Вторым оказался Дюкуп, какой-то особенно крысоподобный, и Лурса заметил, что оба с умыслом стараются держаться подальше от него, иначе им пришлось бы подавать ему руку.

- Садитесь, Эктор. Держу пари, что я вас разбудил.

При всем желании Рожиссар не мог обращаться к Лурса иначе как по имени, коль скоро они состоят в родстве и даже росли вместе. Зато он отыгрался за это послабление, подпустив шпильку в конце фразы. С той же целью он принял важный вид и с преувеличенным вниманием стал копаться в бумагах, словно перед ним находился обычный преступник, которого следует поначалу хорошенько запугать.

А Дюкуп остался стоять в позе постороннего зрителя, которому известен весь ход спектакля и который заранее предвкушает удовольствие.

- Я очень огорчен тем, что произошло. Даже больше чем огорчен. Я не желаю от вас ничего скрывать и прошу вас не разглашать того, что я вам сейчас скажу: вчера вечером я позвонил в министерство и попросил у них совета, заметьте, впервые за все годы моей работы!

Весь этот город, все эти крыши, которые сечет дождь, мокрые следы на полу в кулуарах суда, две женщины на скамейке... А Эмиль? Ясно, в каком-нибудь мерзком закутке этой твердыни правосудия он ждет допроса в обществе полицейского.
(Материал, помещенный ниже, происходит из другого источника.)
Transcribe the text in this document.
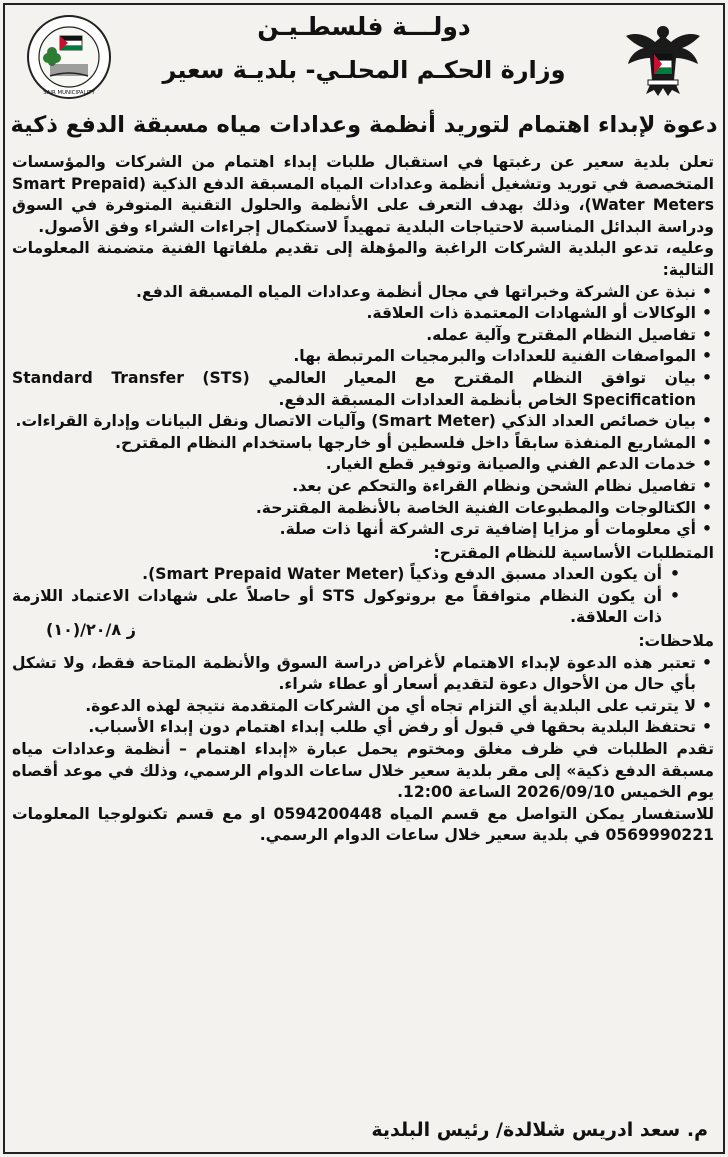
SAIR MUNICIPALITY
دولـــة فلسطـيـن
وزارة الحكـم المحلـي- بلديـة سعير
دعوة لإبداء اهتمام لتوريد أنظمة وعدادات مياه مسبقة الدفع ذكية

تعلن بلدية سعير عن رغبتها في استقبال طلبات إبداء اهتمام من الشركات والمؤسسات المتخصصة في توريد وتشغيل أنظمة وعدادات المياه المسبقة الدفع الذكية (Smart Prepaid Water Meters)، وذلك بهدف التعرف على الأنظمة والحلول التقنية المتوفرة في السوق ودراسة البدائل المناسبة لاحتياجات البلدية تمهيداً لاستكمال إجراءات الشراء وفق الأصول.

وعليه، تدعو البلدية الشركات الراغبة والمؤهلة إلى تقديم ملفاتها الفنية متضمنة المعلومات التالية:

• نبذة عن الشركة وخبراتها في مجال أنظمة وعدادات المياه المسبقة الدفع.
• الوكالات أو الشهادات المعتمدة ذات العلاقة.
• تفاصيل النظام المقترح وآلية عمله.
• المواصفات الفنية للعدادات والبرمجيات المرتبطة بها.
• بيان توافق النظام المقترح مع المعيار العالمي (STS) Standard Transfer Specification الخاص بأنظمة العدادات المسبقة الدفع.
• بيان خصائص العداد الذكي (Smart Meter) وآليات الاتصال ونقل البيانات وإدارة القراءات.
• المشاريع المنفذة سابقاً داخل فلسطين أو خارجها باستخدام النظام المقترح.
• خدمات الدعم الفني والصيانة وتوفير قطع الغيار.
• تفاصيل نظام الشحن ونظام القراءة والتحكم عن بعد.
• الكتالوجات والمطبوعات الفنية الخاصة بالأنظمة المقترحة.
• أي معلومات أو مزايا إضافية ترى الشركة أنها ذات صلة.

المتطلبات الأساسية للنظام المقترح:

• أن يكون العداد مسبق الدفع وذكياً (Smart Prepaid Water Meter).
• أن يكون النظام متوافقاً مع بروتوكول STS أو حاصلاً على شهادات الاعتماد اللازمة ذات العلاقة.

ملاحظات:

• تعتبر هذه الدعوة لإبداء الاهتمام لأغراض دراسة السوق والأنظمة المتاحة فقط، ولا تشكل بأي حال من الأحوال دعوة لتقديم أسعار أو عطاء شراء.
• لا يترتب على البلدية أي التزام تجاه أي من الشركات المتقدمة نتيجة لهذه الدعوة.
• تحتفظ البلدية بحقها في قبول أو رفض أي طلب إبداء اهتمام دون إبداء الأسباب.

تقدم الطلبات في ظرف مغلق ومختوم يحمل عبارة «إبداء اهتمام – أنظمة وعدادات مياه مسبقة الدفع ذكية» إلى مقر بلدية سعير خلال ساعات الدوام الرسمي، وذلك في موعد أقصاه يوم الخميس 2026/09/10 الساعة 12:00.

للاستفسار يمكن التواصل مع قسم المياه 0594200448 او مع قسم تكنولوجيا المعلومات 0569990221 في بلدية سعير خلال ساعات الدوام الرسمي.

ز ٢٠/٨/(١٠)
م. سعد ادريس شلالدة/ رئيس البلدية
- Разумеется, я вызвал вас неофициально. Мы с Дюкупом считаем необходимым с вами проконсультироваться или хотя бы держать вас в курсе дела. Так вот, вчера Дюкуп долго допрашивал сына Доссена, и я сам присутствовал на допросе, вернее, на части допроса. Вы его знаете, ведь он ваш племянник. Признаюсь, мне от души жаль беднягу. Я не раз с ним встречался у них в доме на обедах. Он производил на меня впечатление хрупкого, болезненного юноши, удивительно нежного, даже руки и глаза у него девичьи. В кабинете Дюкупа, который, надо сказать, вел допрос весьма деликатно, ваш племянник проявил прямо-таки болезненную чувствительность, так разнервничался, что я уже думал было вызвать врача. Сначала он долго не сдавался, а потом заговорил.
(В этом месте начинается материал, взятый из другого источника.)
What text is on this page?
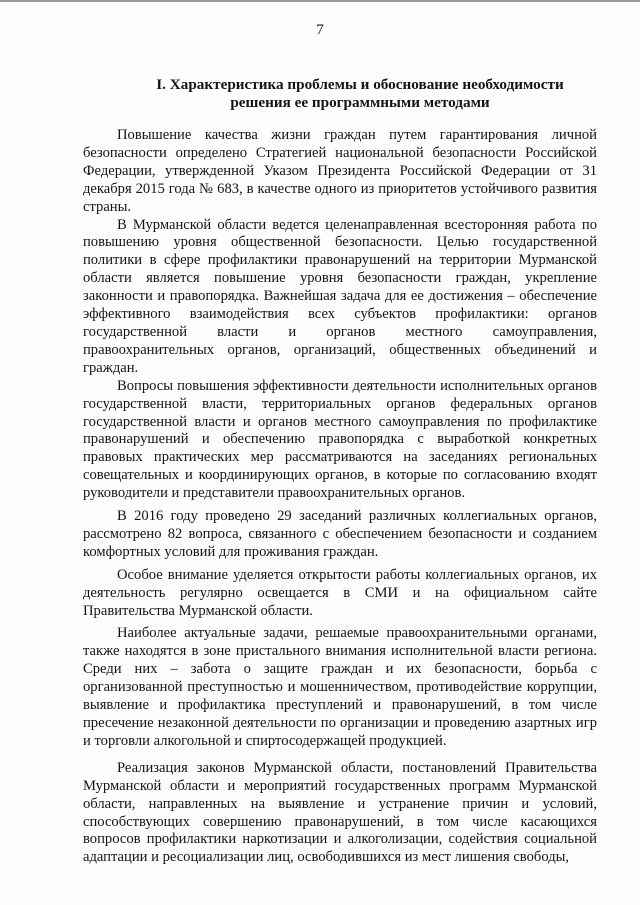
7

I. Характеристика проблемы и обоснование необходимости
решения ее программными методами

Повышение качества жизни граждан путем гарантирования личной безопасности определено Стратегией национальной безопасности Российской Федерации, утвержденной Указом Президента Российской Федерации от 31 декабря 2015 года № 683, в качестве одного из приоритетов устойчивого развития страны.

В Мурманской области ведется целенаправленная всесторонняя работа по повышению уровня общественной безопасности. Целью государственной политики в сфере профилактики правонарушений на территории Мурманской области является повышение уровня безопасности граждан, укрепление законности и правопорядка. Важнейшая задача для ее достижения – обеспечение эффективного взаимодействия всех субъектов профилактики: органов государственной власти и органов местного самоуправления, правоохранительных органов, организаций, общественных объединений и граждан.

Вопросы повышения эффективности деятельности исполнительных органов государственной власти, территориальных органов федеральных органов государственной власти и органов местного самоуправления по профилактике правонарушений и обеспечению правопорядка с выработкой конкретных правовых практических мер рассматриваются на заседаниях региональных совещательных и координирующих органов, в которые по согласованию входят руководители и представители правоохранительных органов.

В 2016 году проведено 29 заседаний различных коллегиальных органов, рассмотрено 82 вопроса, связанного с обеспечением безопасности и созданием комфортных условий для проживания граждан.

Особое внимание уделяется открытости работы коллегиальных органов, их деятельность регулярно освещается в СМИ и на официальном сайте Правительства Мурманской области.

Наиболее актуальные задачи, решаемые правоохранительными органами, также находятся в зоне пристального внимания исполнительной власти региона. Среди них – забота о защите граждан и их безопасности, борьба с организованной преступностью и мошенничеством, противодействие коррупции, выявление и профилактика преступлений и правонарушений, в том числе пресечение незаконной деятельности по организации и проведению азартных игр и торговли алкогольной и спиртосодержащей продукцией.

Реализация законов Мурманской области, постановлений Правительства Мурманской области и мероприятий государственных программ Мурманской области, направленных на выявление и устранение причин и условий, способствующих совершению правонарушений, в том числе касающихся вопросов профилактики наркотизации и алкоголизации, содействия социальной адаптации и ресоциализации лиц, освободившихся из мест лишения свободы,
Реакция Лурса на это сообщение была столь неожиданна, во всяком случае, неожиданна для обоих его собеседников, что они удивленно на него взглянули и умолкли: адвокат поднялся, снял пальто, повесил его в знакомый стенной шкаф, вынул из кармана пачку сигарет, снова сел на стул и, положив себе на колени записную книжку, тряхнул правой рукой с зажатым в ней карандашом, чтобы грифель встал на место.

- Разрешите?

Те двое обменялись тревожным взглядом, не зная, как объяснить такое поведение, скрыта ли в нем угроза.

- Полагаю, вы сами понимаете: то, что я вам сообщаю, станет известно через несколько часов всему городу, ибо невозможно замять дело, раз помимо всего прочего совершено убийство. Министерство придерживается моего мнения: во всей этой драме Эдмон Доссен лишь статист и, если хотите, в известной мере жертва. Я его понимаю, особенно теперь, когда я имел случай убедиться в его необыкновенной впечатлительности. Так вот, несколько молодых людей из хороших семей, и не только из хороших, посещали маленький бар возле рынка; и в числе прочих сын колбасника, сын одного...

- Знаю! - прервал прокурора Лурса.

- В таком случае вы, очевидно, знаете также, что ваша дочь являлась как бы центром этой группы, а ваш дом был их штаб-квартирой. Я в отчаянии, и не только из-за вас, но и из-за всех нас, так как скандал отзовется на всем высшем обществе Мулена. Согласитесь, что в суде будет достаточно трудно убедить наших милейших присяжных, будто эта шайка молодежи могла собираться ночами в доме, танцевала там под патефон и напивалась, а хозяин дома...

Дюкуп, видимо взявший на себя роль публики, одобрительно закивал.

- Все это не зашло бы столь далеко, если бы три недели назад в их группу не попал новичок, некто Маню, который в первый же вечер предложил угнать машину - если вам угодно, одолжить ее на время у владельца, дабы вся компания могла продолжать веселиться в некоем пригородном кабачке. Замечу кстати, что Эдмон Доссен вел себя во всей этой истории самым достойным образом; надеюсь, вам известно, что именно он взял на себя неблагодарную роль позвонить доктору Матре и потребовал от него сохранения профессиональной тайны...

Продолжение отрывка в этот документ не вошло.